Angelo and I threw sticks for a while. My hands got covered with dog slime. We didn’t say much, but he did show me how the little mutt named Skipperdee would never drop a stick unless you picked her up and squeezed her. Whenever she brought one back he’d scoop her up with his left hand and squeeze her under his arm while throwing another stick with his right to get the other dogs out of the way; she’d drop the stick, he’d pick it up with his right, put her down with his left, throw the stick and she’d be off again. Also, he had a system of throwing two sticks at the same time, so that the smaller dogs would have a chance against the Labradors, who went for it hardcore.
After a while we went in for dinner. My dad and I ate until our stomachs were sticking way far out, because Juana is a great cook and we’d been eating the macrobiotic-sludge-and-breakfast-cereal diet for weeks.6 My mother ate a lot, too, bare-faced acting as if fried plantains, spiced shrimp (which I didn’t eat), vegetable jambalaya and ice cream with sugared pecans were all part of her normal regime.

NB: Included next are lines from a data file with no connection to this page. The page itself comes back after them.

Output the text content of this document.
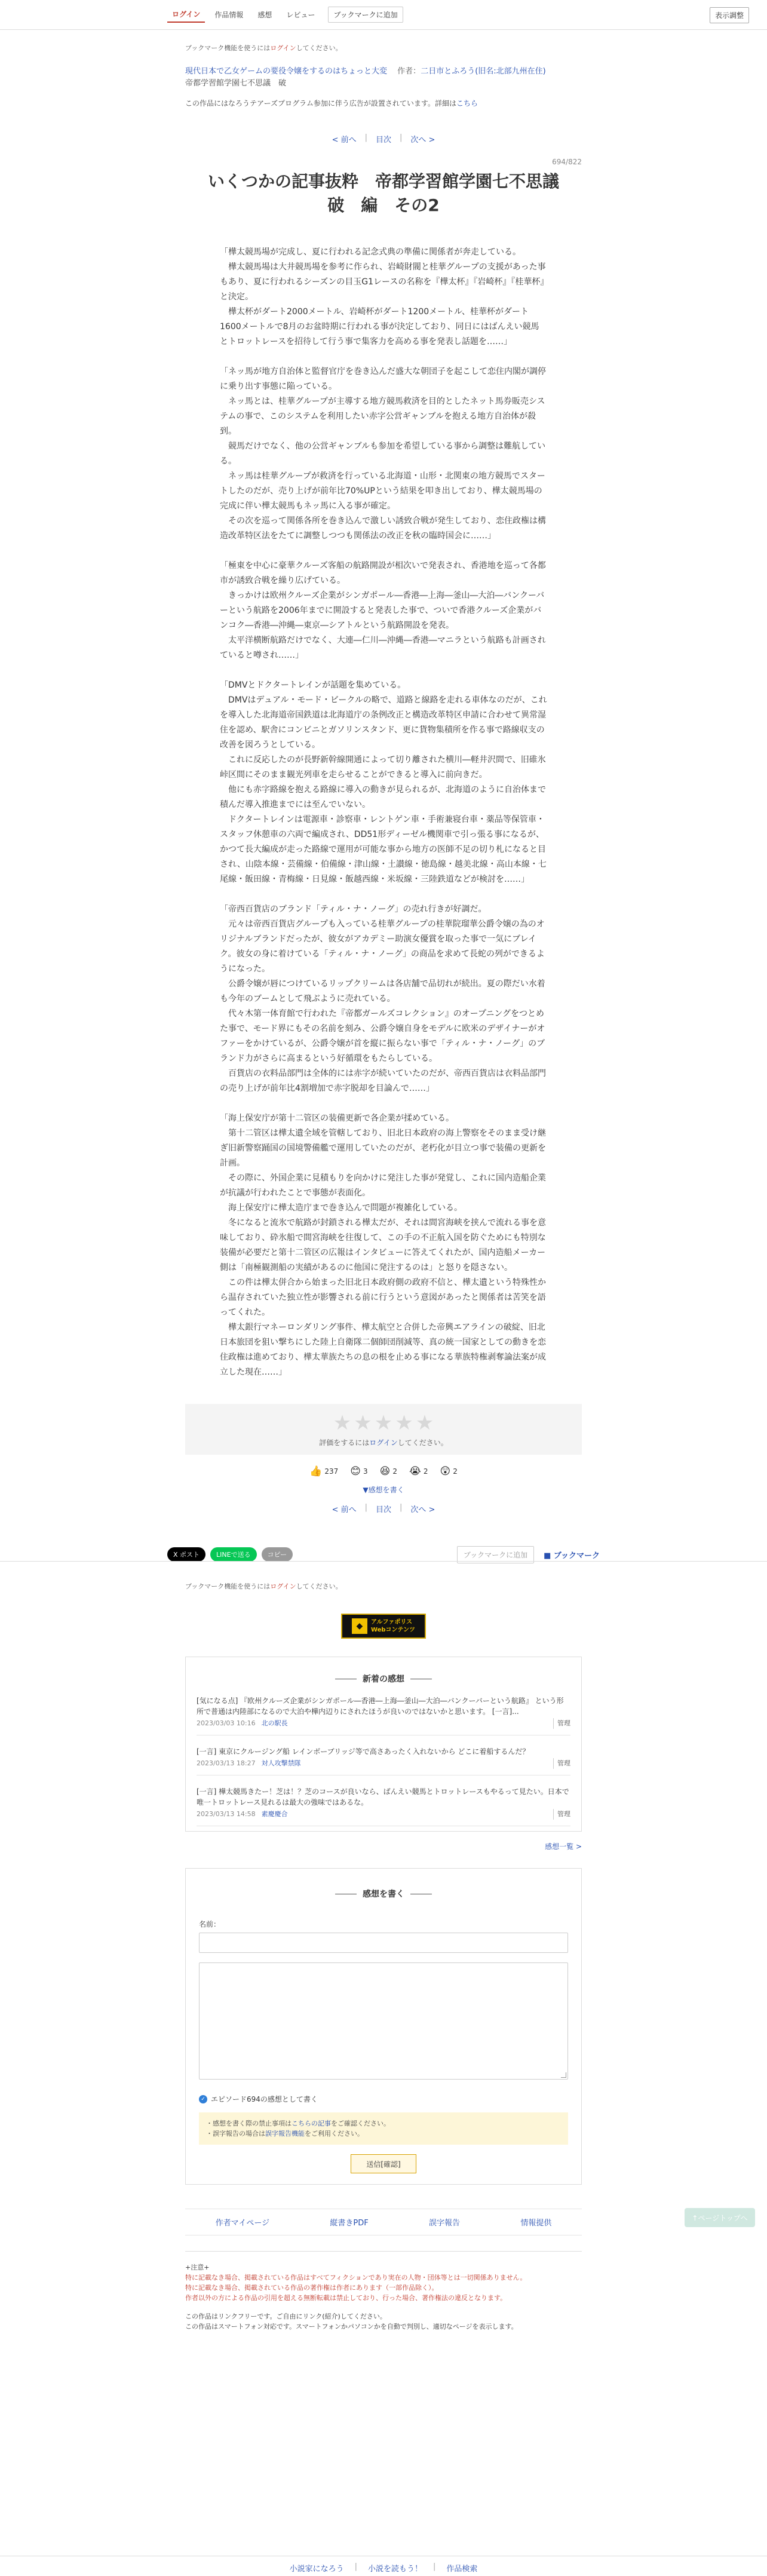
ログイン	作品情報	感想	レビュー	ブックマークに追加	表示調整
ブックマーク機能を使うにはログインしてください。
現代日本で乙女ゲームの要役令嬢をするのはちょっと大変 　 作者：二日市とふろう(旧名:北部九州在住)
帝都学習館学園七不思議　破
この作品にはなろうテアーズプログラム参加に伴う広告が設置されています。詳細はこちら
< 前へ | 目次 | 次へ >
694/822
いくつかの記事抜粋　帝都学習館学園七不思議　破　編　その2

「樺太競馬場が完成し、夏に行われる記念式典の準備に関係者が奔走している。

　樺太競馬場は大井競馬場を参考に作られ、岩崎財閥と桂華グループの支援があった事もあり、夏に行われるシーズンの目玉G1レースの名称を『樺太杯』『岩崎杯』『桂華杯』と決定。

　樺太杯がダート2000メートル、岩崎杯がダート1200メートル、桂華杯がダート1600メートルで8月のお盆時期に行われる事が決定しており、同日にはばんえい競馬とトロットレースを招待して行う事で集客力を高める事を発表し話題を……」

「ネッ馬が地方自治体と監督官庁を巻き込んだ盛大な朝団子を起こして恋住内閣が調停に乗り出す事態に陥っている。

　ネッ馬とは、桂華グループが主導する地方競馬救済を目的としたネット馬券販売システムの事で、このシステムを利用したい赤字公営ギャンブルを抱える地方自治体が殺到。

　競馬だけでなく、他の公営ギャンブルも参加を希望している事から調整は難航している。

　ネッ馬は桂華グループが救済を行っている北海道・山形・北関東の地方競馬でスタートしたのだが、売り上げが前年比70%UPという結果を叩き出しており、樺太競馬場の完成に伴い樺太競馬もネッ馬に入る事が確定。

　その次を巡って関係各所を巻き込んで激しい誘致合戦が発生しており、恋住政権は構造改革特区法をたてに調整しつつも関係法の改正を秋の臨時国会に……」

「極東を中心に豪華クルーズ客船の航路開設が相次いで発表され、香港地を巡って各都市が誘致合戦を繰り広げている。

　きっかけは欧州クルーズ企業がシンガポール―香港―上海―釜山―大泊―バンクーバーという航路を2006年までに開設すると発表した事で、ついで香港クルーズ企業がバンコク―香港―沖縄―東京―シアトルという航路開設を発表。

　太平洋横断航路だけでなく、大連―仁川―沖縄―香港―マニラという航路も計画されていると噂され……」

「DMVとドクタートレインが話題を集めている。

　DMVはデュアル・モード・ビークルの略で、道路と線路を走れる車体なのだが、これを導入した北海道帝国鉄道は北海道庁の条例改正と構造改革特区申請に合わせて異常湿住を認め、駅舎にコンビニとガソリンスタンド、更に貨物集積所を作る事で路線収支の改善を図ろうとしている。

　これに反応したのが長野新幹線開通によって切り離された横川―軽井沢間で、旧碓氷峠区間にそのまま観光列車を走らせることができると導入に前向きだ。

　他にも赤字路線を抱える路線に導入の動きが見られるが、北海道のように自治体まで積んだ導入推進までには至んでいない。

　ドクタートレインは電源車・診察車・レントゲン車・手術兼寝台車・薬品等保管車・スタッフ休憩車の六両で編成され、DD51形ディーゼル機関車で引っ張る事になるが、かつて長大編成が走った路線で運用が可能な事から地方の医師不足の切り札になると目され、山陰本線・芸備線・伯備線・津山線・土讃線・徳島線・越美北線・高山本線・七尾線・飯田線・青梅線・日見線・飯越西線・米坂線・三陸鉄道などが検討を……」

「帝西百貨店のブランド「ティル・ナ・ノーグ」の売れ行きが好調だ。

　元々は帝西百貨店グループも入っている桂華グループの桂華院瑠華公爵令嬢の為のオリジナルブランドだったが、彼女がアカデミー助演女優賞を取った事で一気にブレイク。彼女の身に着けている「ティル・ナ・ノーグ」の商品を求めて長蛇の列ができるようになった。

　公爵令嬢が唇につけているリップクリームは各店舗で品切れが続出。夏の際だい水着も今年のブームとして飛ぶように売れている。

　代々木第一体育館で行われた『帝都ガールズコレクション』のオープニングをつとめた事で、モード界にもその名前を刻み、公爵令嬢自身をモデルに欧米のデザイナーがオファーをかけているが、公爵令嬢が首を縦に振らない事で「ティル・ナ・ノーグ」のブランド力がさらに高まるという好循環をもたらしている。

　百貨店の衣料品部門は全体的には赤字が続いていたのだが、帝西百貨店は衣料品部門の売り上げが前年比4割増加で赤字脱却を目論んで……」

「海上保安庁が第十二管区の装備更新で各企業が揉めている。

　第十二管区は樺太遺全域を管轄しており、旧北日本政府の海上警察をそのまま受け継ぎ旧新警察踊国の国境警備艦で運用していたのだが、老朽化が目立つ事で装備の更新を計画。

　その際に、外国企業に見積もりを向かけに発注した事が発覚し、これに国内造船企業が抗議が行われたことで事態が表面化。

　海上保安庁に樺太造庁まで巻き込んで問題が複雑化している。

　冬になると流氷で航路が封鎖される樺太だが、それは間宮海峡を挟んで流れる事を意味しており、砕氷船で間宮海峡を往復して、この手の不正航入国を防ぐためにも特別な装備が必要だと第十二管区の広報はインタビューに答えてくれたが、国内造船メーカー側は「南極観測船の実績があるのに他国に発注するのは」と怒りを隠さない。

　この件は樺太併合から始まった旧北日本政府側の政府不信と、樺太遺という特殊性から温存されていた独立性が影響される前に行うという意図があったと関係者は苦笑を語ってくれた。

　樺太銀行マネーロンダリング事件、樺太航空と合併した帝興エアラインの破綻、旧北日本旅団を狙い撃ちにした陸上自衛隊二個師団削減等、真の統一国家としての動きを恋住政権は進めており、樺太華族たちの息の根を止める事になる華族特権剥奪論法案が成立した現在……」

★ ★ ★ ★ ★
評価をするにはログインしてください。
👍 237 😊 3 😆 2 😭 2 😲 2
▼感想を書く
< 前へ | 目次 | 次へ >
X ポスト	LINEで送る	コピー	ブックマークに追加	■ ブックマーク
ブックマーク機能を使うにはログインしてください。
◆	アルファポリス
Webコンテンツ
新着の感想
[気になる点] 『欧州クルーズ企業がシンガポール―香港―上海―釜山―大泊―バンクーバーという航路』 という形所で普通は内陸部になるので大泊や樺内辺りにされたほうが良いのではないかと思います。 [一言]...
2023/03/03 10:16 北の駅長	管理
[一言] 東京にクルージング船 レインボーブリッジ等で高さあったく入れないから どこに着船するんだ？
2023/03/13 18:27 対人攻撃禁隊	管理
[一言] 樺太競馬きたー！芝は！？芝のコースが良いなら、ばんえい競馬とトロットレースもやるって見たい。日本で唯一トロットレース見れるは最大の強味ではあるな。
2023/03/13 14:58 素慶慶合	管理
感想一覧 >
感想を書く
名前：
✓ エピソード694の感想として書く
・感想を書く際の禁止事項はこちらの記事をご確認ください。
・誤字報告の場合は誤字報告機能をご利用ください。
送信[確認]
作者マイページ	縦書きPDF	誤字報告	情報提供
+注意+
特に記載なき場合、掲載されている作品はすべてフィクションであり実在の人物・団体等とは一切関係ありません。
特に記載なき場合、掲載されている作品の著作権は作者にあります（一部作品除く）。
作者以外の方による作品の引用を超える無断転載は禁止しており、行った場合、著作権法の違反となります。
この作品はリンクフリーです。ご自由にリンク(紹介)してください。
この作品はスマートフォン対応です。スマートフォンかパソコンかを自動で判別し、適切なページを表示します。
↑ページトップへ
小説家になろう | 小説を読もう！ | 作品検索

“Roo doesn’t have a date for the big dance Saturday night,” my mother said, as we were all eating dessert on Juana’s porch while the dogs roamed around peeing on the grass. “It’s on a boat. And she has the most beautiful dress. But no date.”
“Mom!” I wanted to die.
“Angelo could take her,” Juana said, picking up my mother’s cue. “He’s not doing anything Saturday.”

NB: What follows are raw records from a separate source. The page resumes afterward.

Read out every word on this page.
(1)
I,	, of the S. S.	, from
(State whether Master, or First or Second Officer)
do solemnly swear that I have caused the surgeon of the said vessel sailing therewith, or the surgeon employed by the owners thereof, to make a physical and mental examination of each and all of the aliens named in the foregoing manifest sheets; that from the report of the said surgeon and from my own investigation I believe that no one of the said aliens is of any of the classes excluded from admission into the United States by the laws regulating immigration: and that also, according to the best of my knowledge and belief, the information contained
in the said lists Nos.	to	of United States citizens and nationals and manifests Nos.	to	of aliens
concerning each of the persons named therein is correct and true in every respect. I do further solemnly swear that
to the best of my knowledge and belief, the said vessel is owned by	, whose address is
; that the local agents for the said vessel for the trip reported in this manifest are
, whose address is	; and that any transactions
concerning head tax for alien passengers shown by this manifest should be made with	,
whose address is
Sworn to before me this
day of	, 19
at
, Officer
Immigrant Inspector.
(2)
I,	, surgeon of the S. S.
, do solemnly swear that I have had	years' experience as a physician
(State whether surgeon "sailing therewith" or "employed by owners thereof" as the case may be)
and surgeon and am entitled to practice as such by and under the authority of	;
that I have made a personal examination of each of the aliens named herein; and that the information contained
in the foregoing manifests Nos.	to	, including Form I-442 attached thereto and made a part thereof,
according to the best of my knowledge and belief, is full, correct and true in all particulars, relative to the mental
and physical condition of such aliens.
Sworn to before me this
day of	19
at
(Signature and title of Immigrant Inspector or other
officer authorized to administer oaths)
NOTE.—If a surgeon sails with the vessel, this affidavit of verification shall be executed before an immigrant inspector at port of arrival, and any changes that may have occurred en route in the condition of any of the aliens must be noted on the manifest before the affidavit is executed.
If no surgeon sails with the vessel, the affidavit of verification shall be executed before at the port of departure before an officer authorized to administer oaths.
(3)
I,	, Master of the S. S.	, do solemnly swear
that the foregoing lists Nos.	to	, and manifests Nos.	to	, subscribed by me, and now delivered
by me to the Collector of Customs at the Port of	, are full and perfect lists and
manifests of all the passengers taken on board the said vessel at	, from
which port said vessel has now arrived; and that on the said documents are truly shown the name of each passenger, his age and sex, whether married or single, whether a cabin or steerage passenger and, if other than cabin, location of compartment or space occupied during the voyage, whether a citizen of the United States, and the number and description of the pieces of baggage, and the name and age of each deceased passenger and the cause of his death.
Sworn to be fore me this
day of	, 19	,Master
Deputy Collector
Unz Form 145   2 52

“Mom!” (This, from Angelo.)
“What, honey?” said Juana. “You could take Ruby to her dance. She went with you to homecoming last year. I bet it would be fun.”
I looked at Angelo, sure he was thinking what a nightmare it would be to be trapped on a boat with a bunch of prep school kids he didn’t even know. “Sure,” he said, smiling. “Sounds good.”
“Oh. Um. Thanks.”
“I should wear a suit, right?”
“Um, yeah.”
“Okay. What time?”
“Eight-thirty. The boat leaves at nine.”
“No, no, Roo,” interrupted my mother. “You two should go to dinner first. It’s Roo’s treat.”
Angelo laughed and gave me a look, like “Ag! Our moms are such freaks.” But he said “All right”—and would I like to get Italian, because he’d heard of a good place?
“I’ll loan you two the station wagon,” said Juana.
“I’ll pick you up at seven,” said Angelo.
So: I had a date for the Spring Fling, even though I got it in the most embarrassing possible way.
I felt a tiny bit more cheerful all day Wednesday.
Until Kim called Wednesday night with the news about her and Jackson.
From then on, my head felt clogged, like I had a cold, and my chest felt hard and hollow inside. I was in a daze. Literally, everything looked blurry, and my throat was so closed up I could barely talk. Fortunately, Nora and Cricket were still friends with me then, so at lunch both days I got Nora (who had her license) to drive me off-campus for French fries, so I wouldn’t have to sit with Kim, or see Jackson in the refectory.